Para que serve um banco público?

Quais são as consequências para a economia e para a estabilidade financeira da existência de um banco público? Tendo em conta a polémica que estala em Portugal sempre que a privatização da Caixa Geral de Depósitos é posta em cima da mesma, parece evidente que há opiniões muito fortes acerca dos benefícios criados por uma instituição financeira estatal. Mas talvez esta obsessão seja exagerada.

Jose Manuel Ribeiro/Reuters

Pelo menos é o que se pode extrair de um estudo recente publicado pelo FMI. Na verdade, não é  exactamente um estudo, é mais um meta-estudo – o tipo de coisa que se faz quando a  investigação sobre um tema já é tão vasta e dispersa que o melhor contributo que alguém pode dar para o debate é sintetizar o que já existe e usar estatística e bom senso para separar as águas, distinguindo as conclusões aberrantes das conclusões sólidas. Em Bank Ownership: Trends and Implications, três economistas do Departamento de Investigação do Fundo propuseram-se a fazer isso: aventuraram-se numa uma laboriosa compilação de dados, reviram a bibliografia e passaram em revista mais de 100 estudos acerca deste tema.
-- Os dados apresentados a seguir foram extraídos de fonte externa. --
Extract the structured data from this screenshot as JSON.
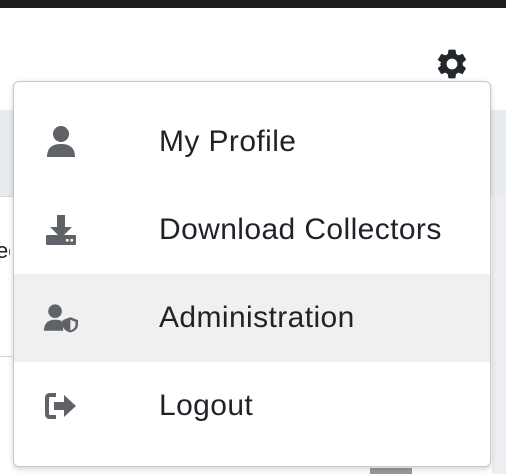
{
  "header": {
    "settings_icon": "gear-icon"
  },
  "background": {
    "clipped_text": "ec"
  },
  "menu": {
    "items": [
      {
        "label": "My Profile",
        "icon": "user-icon",
        "highlighted": false
      },
      {
        "label": "Download Collectors",
        "icon": "download-icon",
        "highlighted": false
      },
      {
        "label": "Administration",
        "icon": "user-shield-icon",
        "highlighted": true
      },
      {
        "label": "Logout",
        "icon": "logout-icon",
        "highlighted": false
      }
    ]
  },
  "colors": {
    "icon": "#5f6368",
    "gear": "#23282f",
    "text": "#1f2328",
    "highlight": "#f0f0f0"
  }
}
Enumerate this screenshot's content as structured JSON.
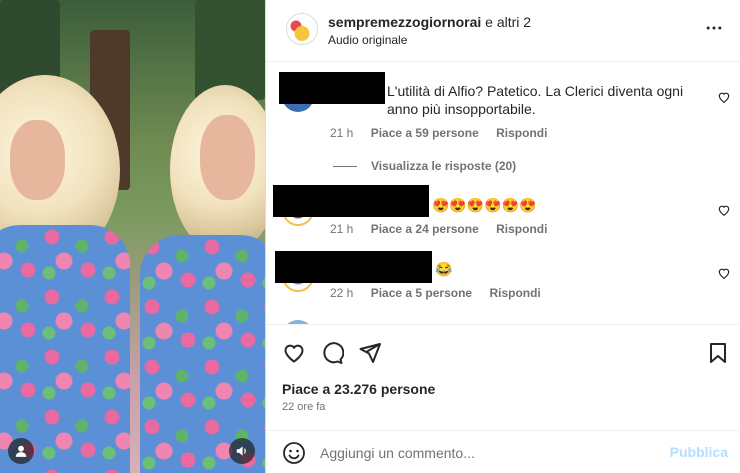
{
  "post": {
    "author": "sempremezzogiornorai",
    "coauthors": "e altri 2",
    "subtitle": "Audio originale"
  },
  "icons": {
    "more": "more-horizontal-icon",
    "heart": "heart-outline-icon",
    "comment": "comment-bubble-icon",
    "share": "paper-plane-icon",
    "save": "bookmark-icon",
    "emoji": "emoji-smile-icon",
    "user": "user-icon",
    "sound": "speaker-icon"
  },
  "comments": [
    {
      "text": "L'utilità di Alfio? Patetico. La Clerici diventa ogni anno più insopportabile.",
      "time": "21 h",
      "likes": "Piace a 59 persone",
      "reply": "Rispondi",
      "view_replies": "Visualizza le risposte (20)"
    },
    {
      "text": "😍😍😍😍😍😍",
      "time": "21 h",
      "likes": "Piace a 24 persone",
      "reply": "Rispondi"
    },
    {
      "text": "😂",
      "time": "22 h",
      "likes": "Piace a 5 persone",
      "reply": "Rispondi"
    }
  ],
  "actions": {
    "likes": "Piace a 23.276 persone",
    "time_ago": "22 ore fa"
  },
  "composer": {
    "placeholder": "Aggiungi un commento...",
    "publish": "Pubblica"
  },
  "colors": {
    "accent_disabled": "#b2dffc",
    "secondary_text": "#737373",
    "primary_text": "#262626"
  }
}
A primeira conclusão é que a propriedade pública dos bancos varia imenso consoante a latitude e longitude. Na China e na Índia, mais de metade dos activos do sistema bancário é gerida por instituições financeiras directa ou indirectamente controladas pelo Estado. Nos Estados Unidos e na Europa, por regra a fracção baixa para valores inferiores a 20%, com casos pontuais de rácios ainda mais baixos. Claro que não era preciso um estudo para reconhecermos esta divergência, mas é um bom pretexto para mostrar o mapa-mundo correspondente (atenção à navegação: os dados são relativos a 2010).

Há várias formas de perceber os efeitos destas diferenças nas economias. Uma delas, provavelmente a mais simples, é comparar a eficiência dos bancos públicos com a concorrência privada. O método pode ser restrito e limitado, porque não se espera que os critérios de sucesso de um um organismo público sejam exactamente os mesmos que os de empresas privadas a concorrer em mercado. Mas, na medida em que até bancos públicos de devem orientar por limites mínimos de racionalidade económica, este é um bom ponto de partida.
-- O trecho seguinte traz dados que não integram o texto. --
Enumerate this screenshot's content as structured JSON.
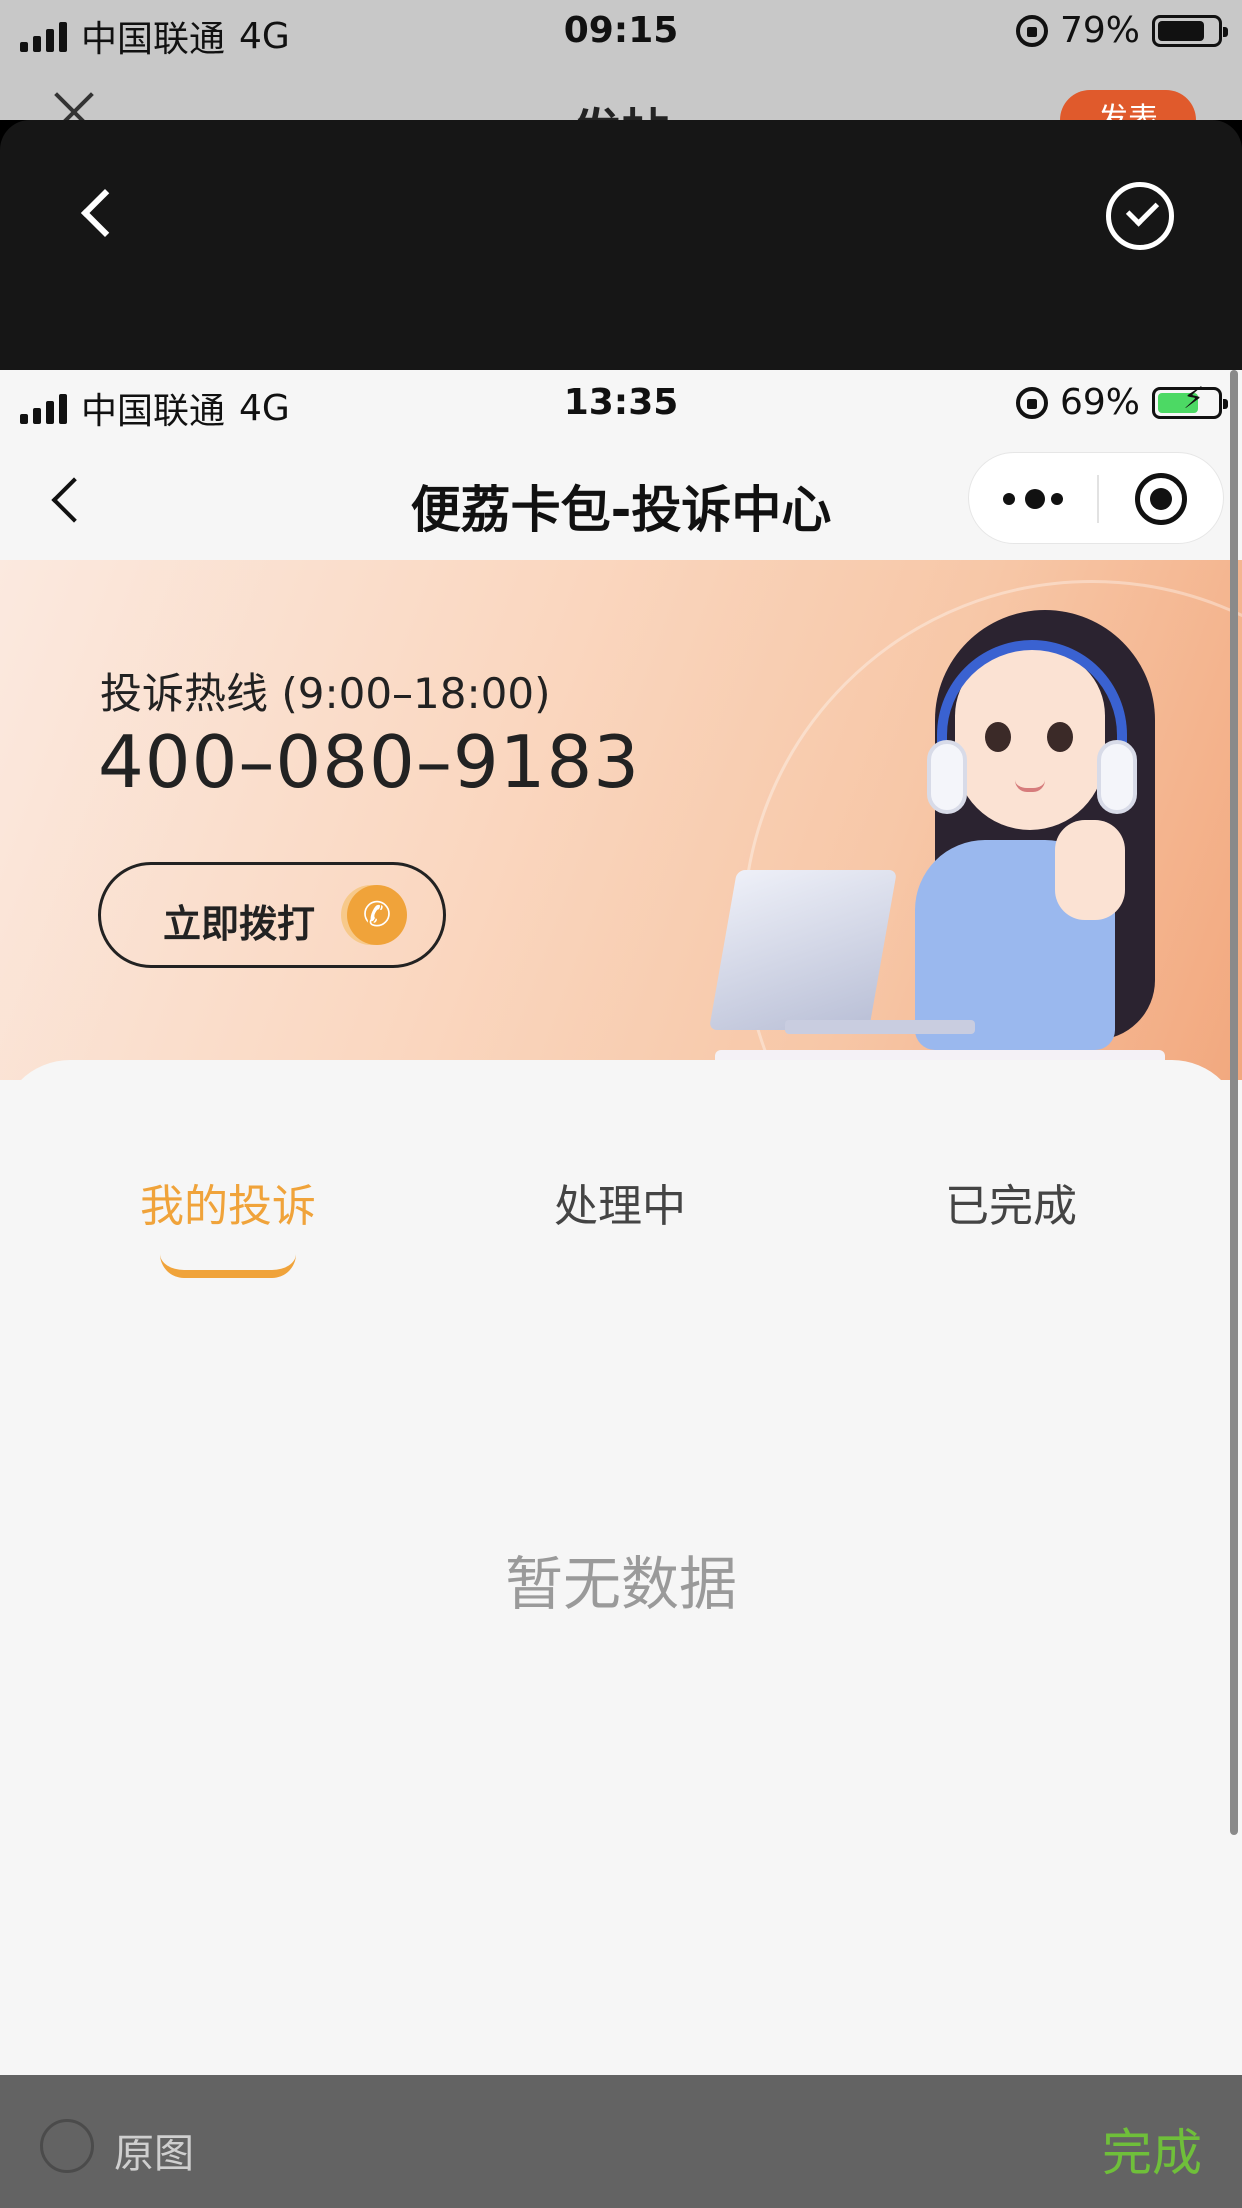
{
  "outer_status": {
    "carrier": "中国联通",
    "network": "4G",
    "time": "09:15",
    "battery": "79%",
    "battery_level": 0.79
  },
  "outer_peek": {
    "title": "发帖",
    "publish_label": "发表"
  },
  "editor": {
    "back_icon": "chevron-left-icon",
    "confirm_icon": "check-circle-icon"
  },
  "inner_status": {
    "carrier": "中国联通",
    "network": "4G",
    "time": "13:35",
    "battery": "69%",
    "battery_level": 0.69,
    "charging": true
  },
  "navbar": {
    "title": "便荔卡包-投诉中心",
    "more_icon": "more-dots-icon",
    "close_icon": "target-icon"
  },
  "hero": {
    "hotline_label": "投诉热线 (9:00–18:00)",
    "hotline_number": "400–080–9183",
    "call_label": "立即拨打",
    "phone_icon": "phone-icon"
  },
  "tabs": [
    {
      "label": "我的投诉",
      "active": true
    },
    {
      "label": "处理中",
      "active": false
    },
    {
      "label": "已完成",
      "active": false
    }
  ],
  "empty_text": "暂无数据",
  "bottom_bar": {
    "original_label": "原图",
    "done_label": "完成"
  },
  "colors": {
    "accent": "#f0a33a",
    "done_green": "#6fbf3a",
    "publish_red": "#e05a2c"
  }
}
E, no geral, a maioria dos estudos sugere que os bancos com capital público tendem a ter piores resultados do que os bancos privados. Os custos são frequentemente mais altos, a percentagem de crédito malparado é maior e a rentabilidade é mais baixa. O contraste assume maiores proporções na América Latina, mas os resultados permanecem válidos para a Europa Ocidental. Como em todas as regras em economia, esta também tem a sua excepção: na Alemanha, a banca pública leva vantagem face à banca privada.

Outra maneira de avaliar a importância dos bancos públicos é comparando a sua presença com a ocorrência de crises financeiras, de modo a descortinar alguma correlação e daí tentar inferir possível causalidade. Isto porque um dos  argumentos a favor da existência de bancos públicos é que estes podem contrariar a euforia irracional do sector privado, prevenindo a acumulação de desequilíbrios e evitando a eclosão de crises.

Os vários estudos que abordaram esta questão chegaram a resultados desapontantes. Segundo a meta-análise do FMI, a existência de players públicos parece ser quase irrelevante para a prevenção de crises bancárias e financeiras. Na verdade, algumas das análises levadas a cabo até chegam à conclusão oposta: a propriedade pública dos bancos resulta muitas vezes numa má alocação de recursos e aumenta a concessão de crédito a sectores politicamente bem locados, empresas ‘bem relacionadas’ ou a regiões onde as eleições estejam mais próximas. O resultado é um sistema bancário menos, e não mais, seguro.

A importância dos bancos públicos nota-se mais após as crises se materializaram, altura em que funcionam como um instrumento contra-cíclico para aumentar o crédito quando mais ninguém quer fazer empréstimos. Em suma, eles parecem mais úteis para limpar os estilhaços do que para evitar que os vidros se partam.

A meta-análise do FMI tem mais algum sumo para além do que é descrito aqui. Por exemplo, discute a importância dos bancos detidos por accionistas estrangeiros, um tema que em Portugal será relevante nos próximos anos. E também tem a habitual salvaguarda: diz que a evidência é “mista” e que há estudos suficientemente contraditórios para que se recomende alguma prudência antes de se fazer política com base neles.

Mas, no geral, e tudo somado, parece sugerir que os bancos público jogam mais ou menos na mesma divisão que as descidas de impostos ou algumas reformas estruturais: têm impactos tão pequenos e modestos que são praticamente invisíveis à vista desarmada.